I could sit on a beautiful flat area and enjoy an open sky with the most beautiful fireworks I have ever seen with my favorite song, "I'm Proud to be an American" playing. Mary Jane Stone, my former student and dear friend, brought me a folding chair this year. What a difference! The grassy field was packed and little ones could run around, play games and enjoy time with friends and family before the show began. I've never seen anything like it, and let's face it, I've been here a long time.

A new tradition was born with the evening road race this year. People of all ages, music and a special shout out to the Kings neighborhood, they made us runners feel like we were celebrities. Again, families finished the race, great food, a huge open grassy area, bonfire, Nashville bands and simple fun.

And back to birthdays, many of us had birthdays recently. Kevin Smith, my wonderful deputy Christie Campbell and my dear friend Karin Dowling Marino. We have known each other since we took a seventh-grade Greek dancing mini-course at Hood School.
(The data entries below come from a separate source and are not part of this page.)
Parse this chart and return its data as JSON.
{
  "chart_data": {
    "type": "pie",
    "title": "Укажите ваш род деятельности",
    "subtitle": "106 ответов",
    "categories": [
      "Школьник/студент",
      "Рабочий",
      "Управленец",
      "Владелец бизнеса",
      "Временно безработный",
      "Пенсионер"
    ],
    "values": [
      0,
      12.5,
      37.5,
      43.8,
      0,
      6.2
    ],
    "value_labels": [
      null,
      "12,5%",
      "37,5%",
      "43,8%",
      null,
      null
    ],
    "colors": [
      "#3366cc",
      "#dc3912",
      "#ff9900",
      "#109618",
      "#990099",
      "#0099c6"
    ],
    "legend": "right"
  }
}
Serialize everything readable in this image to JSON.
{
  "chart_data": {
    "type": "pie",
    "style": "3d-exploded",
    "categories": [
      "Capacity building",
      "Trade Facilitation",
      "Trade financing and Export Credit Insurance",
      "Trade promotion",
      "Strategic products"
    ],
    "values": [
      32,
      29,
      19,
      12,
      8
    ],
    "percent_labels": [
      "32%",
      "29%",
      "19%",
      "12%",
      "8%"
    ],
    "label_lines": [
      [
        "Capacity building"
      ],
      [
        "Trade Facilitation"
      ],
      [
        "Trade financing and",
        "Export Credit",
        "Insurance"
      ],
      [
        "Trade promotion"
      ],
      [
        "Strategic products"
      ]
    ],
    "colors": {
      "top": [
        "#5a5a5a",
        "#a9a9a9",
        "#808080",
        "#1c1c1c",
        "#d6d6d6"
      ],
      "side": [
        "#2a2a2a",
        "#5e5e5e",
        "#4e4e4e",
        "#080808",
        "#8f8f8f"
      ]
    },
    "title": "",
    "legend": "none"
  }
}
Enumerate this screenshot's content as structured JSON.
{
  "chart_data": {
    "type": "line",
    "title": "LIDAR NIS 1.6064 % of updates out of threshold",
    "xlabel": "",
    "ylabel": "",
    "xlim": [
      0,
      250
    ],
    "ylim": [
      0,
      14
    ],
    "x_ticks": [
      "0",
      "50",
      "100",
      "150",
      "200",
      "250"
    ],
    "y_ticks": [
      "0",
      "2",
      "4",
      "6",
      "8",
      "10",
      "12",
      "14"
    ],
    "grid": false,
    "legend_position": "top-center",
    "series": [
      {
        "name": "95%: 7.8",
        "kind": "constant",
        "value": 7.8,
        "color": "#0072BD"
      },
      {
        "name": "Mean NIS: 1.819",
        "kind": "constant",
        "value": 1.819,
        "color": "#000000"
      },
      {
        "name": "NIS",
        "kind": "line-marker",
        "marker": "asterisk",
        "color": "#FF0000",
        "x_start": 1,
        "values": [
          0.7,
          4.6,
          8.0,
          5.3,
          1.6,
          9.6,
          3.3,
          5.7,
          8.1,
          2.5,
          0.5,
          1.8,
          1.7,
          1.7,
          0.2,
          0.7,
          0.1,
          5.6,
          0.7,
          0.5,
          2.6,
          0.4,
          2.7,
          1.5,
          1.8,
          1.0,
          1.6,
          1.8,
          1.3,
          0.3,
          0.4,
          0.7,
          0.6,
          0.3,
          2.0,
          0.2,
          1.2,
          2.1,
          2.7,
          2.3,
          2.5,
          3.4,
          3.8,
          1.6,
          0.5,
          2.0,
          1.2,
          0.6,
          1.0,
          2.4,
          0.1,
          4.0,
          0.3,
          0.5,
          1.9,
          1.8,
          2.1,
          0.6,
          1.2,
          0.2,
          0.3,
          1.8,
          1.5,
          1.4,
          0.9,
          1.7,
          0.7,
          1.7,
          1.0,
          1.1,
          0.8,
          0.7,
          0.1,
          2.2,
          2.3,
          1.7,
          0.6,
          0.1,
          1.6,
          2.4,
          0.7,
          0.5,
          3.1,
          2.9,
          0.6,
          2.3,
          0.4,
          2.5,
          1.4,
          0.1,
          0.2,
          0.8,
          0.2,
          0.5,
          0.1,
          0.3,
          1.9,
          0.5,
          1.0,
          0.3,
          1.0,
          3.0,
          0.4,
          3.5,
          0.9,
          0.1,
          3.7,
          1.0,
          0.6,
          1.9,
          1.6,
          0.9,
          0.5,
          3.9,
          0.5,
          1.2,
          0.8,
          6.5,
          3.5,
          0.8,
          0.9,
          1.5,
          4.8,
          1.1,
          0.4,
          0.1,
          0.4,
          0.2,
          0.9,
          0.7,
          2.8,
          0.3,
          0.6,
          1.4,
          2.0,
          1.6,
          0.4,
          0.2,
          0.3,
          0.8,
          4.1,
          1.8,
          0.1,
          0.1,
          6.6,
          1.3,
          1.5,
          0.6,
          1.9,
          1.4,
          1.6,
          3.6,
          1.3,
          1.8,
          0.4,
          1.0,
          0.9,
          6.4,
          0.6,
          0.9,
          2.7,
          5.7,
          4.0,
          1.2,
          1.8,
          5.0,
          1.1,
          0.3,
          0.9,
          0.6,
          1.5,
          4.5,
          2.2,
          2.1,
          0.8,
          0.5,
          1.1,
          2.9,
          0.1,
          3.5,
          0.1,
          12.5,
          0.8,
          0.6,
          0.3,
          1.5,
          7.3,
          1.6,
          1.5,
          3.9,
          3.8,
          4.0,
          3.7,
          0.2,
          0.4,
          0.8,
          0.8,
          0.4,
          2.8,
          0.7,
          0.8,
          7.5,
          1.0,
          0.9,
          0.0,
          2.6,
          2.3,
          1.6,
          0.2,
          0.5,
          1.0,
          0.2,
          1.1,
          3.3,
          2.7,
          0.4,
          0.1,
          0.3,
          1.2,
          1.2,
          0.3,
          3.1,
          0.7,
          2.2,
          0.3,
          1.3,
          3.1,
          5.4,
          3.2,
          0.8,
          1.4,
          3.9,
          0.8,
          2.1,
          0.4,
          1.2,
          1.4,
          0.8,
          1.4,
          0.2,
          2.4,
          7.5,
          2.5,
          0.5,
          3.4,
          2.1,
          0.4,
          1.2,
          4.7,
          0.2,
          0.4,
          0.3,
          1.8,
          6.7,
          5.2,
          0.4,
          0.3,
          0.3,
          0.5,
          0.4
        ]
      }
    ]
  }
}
Karen Magoon, and another dear friend, too. By the time you get the paper this week, mine will have passed too! Happy Birthday to me!

One of my greatest gifts will always be knowing you are out there and that we share in these little "On the Road With Sherry" stories together.

And this week, my hat goes off to fire Chief Darren O'Brien who said the recent Old Home Day felt like the "old, old homes" this year.

To Kathy Wagner, our heart of Old Home Day, there are no words. Thank you.

And I'll end with two men I admire most in our towns — Reed Clark and Kent Allan, who share an Aug. 27 birthday. Reed will be celebrating 90 years and Kent will be 80. Reed touches our hearts wit his "Carry On" motto and Kent with his motto, "Deeds not words." 

Sherry Farrell is Londonderry town clerk and a lifelong resident of New Hampshire.